Exército abre cápsula do tempo de 1921 e encontra jornais intactos

Um pedaço do Brasil de 104 anos atrás voltou à tona. Enterrada em 1921, no início da construção de um quartel em Osasco (SP), uma cápsula do tempo foi aberta pelo Exército e revelou documentos, moedas e jornais preservados que resistiram a mais de um século de espera.
Por

Tempo de leitura: 2 minutos

A cápsula do tempo foi aberta no 4º Batalhão de Infantaria Mecanizado, em Quitaúna, região metropolitana de São Paulo. O objeto, uma caixa de cobre enterrada em 28 de agosto de 1921, estava sob a pedra fundamental do quartel. Dentro dela, estavam 11 moedas de réis, antiga moeda brasileira, e exemplares impecáveis de três jornais: A Tribuna (Santos), Correio Paulistano e O Estado de S. Paulo.

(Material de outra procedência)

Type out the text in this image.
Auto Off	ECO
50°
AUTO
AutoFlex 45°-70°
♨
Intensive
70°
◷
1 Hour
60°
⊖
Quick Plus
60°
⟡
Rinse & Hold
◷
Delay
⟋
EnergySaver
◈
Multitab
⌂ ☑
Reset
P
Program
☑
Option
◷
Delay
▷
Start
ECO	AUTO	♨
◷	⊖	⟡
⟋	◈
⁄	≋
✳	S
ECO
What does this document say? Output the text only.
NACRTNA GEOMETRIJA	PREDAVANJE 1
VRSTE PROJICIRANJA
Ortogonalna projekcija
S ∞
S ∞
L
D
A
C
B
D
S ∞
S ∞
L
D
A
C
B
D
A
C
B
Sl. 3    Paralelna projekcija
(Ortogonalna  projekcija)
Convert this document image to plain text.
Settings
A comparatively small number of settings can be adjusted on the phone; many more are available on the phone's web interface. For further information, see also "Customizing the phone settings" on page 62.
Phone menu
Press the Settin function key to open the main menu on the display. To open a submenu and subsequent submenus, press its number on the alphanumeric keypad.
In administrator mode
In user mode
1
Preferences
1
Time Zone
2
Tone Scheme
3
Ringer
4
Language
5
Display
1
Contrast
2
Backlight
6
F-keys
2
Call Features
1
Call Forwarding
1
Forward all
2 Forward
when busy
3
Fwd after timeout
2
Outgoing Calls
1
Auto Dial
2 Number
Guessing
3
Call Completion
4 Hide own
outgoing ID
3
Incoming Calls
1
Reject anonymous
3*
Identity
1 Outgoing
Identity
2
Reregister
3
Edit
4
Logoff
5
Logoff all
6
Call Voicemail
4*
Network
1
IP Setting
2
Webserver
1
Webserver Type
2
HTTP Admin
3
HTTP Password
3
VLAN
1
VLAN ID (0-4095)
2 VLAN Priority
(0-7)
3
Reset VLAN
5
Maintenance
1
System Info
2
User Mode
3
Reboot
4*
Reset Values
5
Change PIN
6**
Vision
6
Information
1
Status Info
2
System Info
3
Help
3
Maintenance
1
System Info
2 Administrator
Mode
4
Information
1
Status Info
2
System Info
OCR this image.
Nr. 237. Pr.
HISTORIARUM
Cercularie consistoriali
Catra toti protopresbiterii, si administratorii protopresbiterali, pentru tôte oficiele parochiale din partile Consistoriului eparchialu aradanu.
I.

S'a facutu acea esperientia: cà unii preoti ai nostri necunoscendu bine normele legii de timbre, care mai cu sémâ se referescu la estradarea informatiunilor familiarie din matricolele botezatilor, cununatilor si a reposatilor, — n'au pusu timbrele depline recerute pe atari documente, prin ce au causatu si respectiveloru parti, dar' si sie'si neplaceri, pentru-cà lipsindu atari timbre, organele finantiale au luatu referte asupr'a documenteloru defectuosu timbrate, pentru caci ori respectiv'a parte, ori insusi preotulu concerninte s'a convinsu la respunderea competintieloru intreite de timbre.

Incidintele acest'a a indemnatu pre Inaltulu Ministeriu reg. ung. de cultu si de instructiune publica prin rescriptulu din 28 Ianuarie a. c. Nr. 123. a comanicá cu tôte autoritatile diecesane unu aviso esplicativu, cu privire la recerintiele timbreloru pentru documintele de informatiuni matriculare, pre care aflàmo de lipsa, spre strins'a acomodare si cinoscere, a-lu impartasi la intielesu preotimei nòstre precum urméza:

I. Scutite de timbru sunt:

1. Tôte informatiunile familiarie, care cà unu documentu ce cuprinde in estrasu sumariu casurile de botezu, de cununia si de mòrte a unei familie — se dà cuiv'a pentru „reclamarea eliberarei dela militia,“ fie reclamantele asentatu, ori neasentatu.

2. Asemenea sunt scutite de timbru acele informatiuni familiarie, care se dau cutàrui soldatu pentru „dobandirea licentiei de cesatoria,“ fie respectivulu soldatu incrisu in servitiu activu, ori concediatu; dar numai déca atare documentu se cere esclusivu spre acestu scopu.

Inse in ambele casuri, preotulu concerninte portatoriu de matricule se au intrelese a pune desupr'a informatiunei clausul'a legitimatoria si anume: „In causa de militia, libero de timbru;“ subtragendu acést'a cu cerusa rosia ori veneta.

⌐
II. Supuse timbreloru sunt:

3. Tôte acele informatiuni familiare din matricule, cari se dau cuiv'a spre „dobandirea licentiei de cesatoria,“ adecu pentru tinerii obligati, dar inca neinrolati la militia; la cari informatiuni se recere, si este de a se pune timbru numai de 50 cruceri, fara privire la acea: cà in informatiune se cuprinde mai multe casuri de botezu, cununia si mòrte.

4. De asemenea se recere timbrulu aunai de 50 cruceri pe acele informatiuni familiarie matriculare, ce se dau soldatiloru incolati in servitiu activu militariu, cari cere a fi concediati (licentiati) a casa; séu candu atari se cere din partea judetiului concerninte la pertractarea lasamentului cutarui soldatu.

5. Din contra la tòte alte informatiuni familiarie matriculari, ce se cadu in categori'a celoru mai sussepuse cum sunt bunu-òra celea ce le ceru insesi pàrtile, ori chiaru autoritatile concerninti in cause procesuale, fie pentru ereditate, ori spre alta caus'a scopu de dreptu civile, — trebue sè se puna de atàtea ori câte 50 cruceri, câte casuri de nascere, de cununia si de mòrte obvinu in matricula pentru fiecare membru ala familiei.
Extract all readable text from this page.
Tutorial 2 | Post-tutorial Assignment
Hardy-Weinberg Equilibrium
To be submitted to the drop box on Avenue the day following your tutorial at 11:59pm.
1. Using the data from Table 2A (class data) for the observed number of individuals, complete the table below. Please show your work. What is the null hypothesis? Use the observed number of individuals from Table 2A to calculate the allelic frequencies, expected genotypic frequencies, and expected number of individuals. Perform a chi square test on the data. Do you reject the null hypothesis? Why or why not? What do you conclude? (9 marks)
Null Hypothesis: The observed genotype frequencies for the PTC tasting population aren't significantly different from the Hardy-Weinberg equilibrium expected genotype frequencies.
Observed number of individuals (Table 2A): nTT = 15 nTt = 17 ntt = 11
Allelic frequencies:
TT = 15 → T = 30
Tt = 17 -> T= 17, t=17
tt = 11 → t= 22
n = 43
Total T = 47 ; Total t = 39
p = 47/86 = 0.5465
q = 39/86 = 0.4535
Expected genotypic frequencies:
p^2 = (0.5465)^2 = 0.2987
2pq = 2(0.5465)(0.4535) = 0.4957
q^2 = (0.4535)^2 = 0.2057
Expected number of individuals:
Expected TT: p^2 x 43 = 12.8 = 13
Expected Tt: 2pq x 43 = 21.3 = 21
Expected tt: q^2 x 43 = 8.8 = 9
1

O material foi encontrado graças a uma investigação curiosa: o major Felipe Faulstich, atualmente na Academia Militar das Agulhas Negras, localizou em uma edição do Correio Paulistano de 1921 a notícia de que havia uma cápsula do tempo enterrada em Quitaúna.

Uma tradição esquecida?

A ideia de procurar pela caixa surgiu após outro achado parecido em um quartel de Caxias do Sul (RS). Isso levantou a hipótese de que, há cem anos, poderia existir uma espécie de tradição entre militares de deixar cápsulas do tempo escondidas em construções. Se for verdade, há chance de que mais relíquias como essa ainda estejam espalhadas pelo País, aguardando para serem desenterradas.

Documentos com assinatura de peso

Entre os itens mais simbólicos estava a ata da cerimônia que marcou o início da obra do quartel. O documento foi assinado por nomes importantes da história: o então presidente Epitácio Pessoa, o governador paulista Washington Luís — que mais tarde se tornaria presidente do Brasil — e o lendário marechal Cândido Rondon, conhecido por suas expedições pelo interior do país.

O valor histórico da cápsula

Mais do que simples papéis e moedas antigas, a cápsula do tempo carrega memórias de um Brasil em plena transformação. Os jornais, por exemplo, revelam a linguagem, as preocupações e os acontecimentos que moldavam a sociedade em 1921. Já os documentos oficiais mostram como as forças políticas e militares buscavam registrar sua presença para o futuro.

A abertura da cápsula reacende a curiosidade sobre quantas outras histórias podem estar enterradas sob pedras fundamentais pelo Brasil. E fica o alerta: preservar e redescobrir o passado é uma forma de entender melhor o presente — e de deixar algo para as próximas gerações comentarem, compartilharem e, quem sabe, também desenterrarem.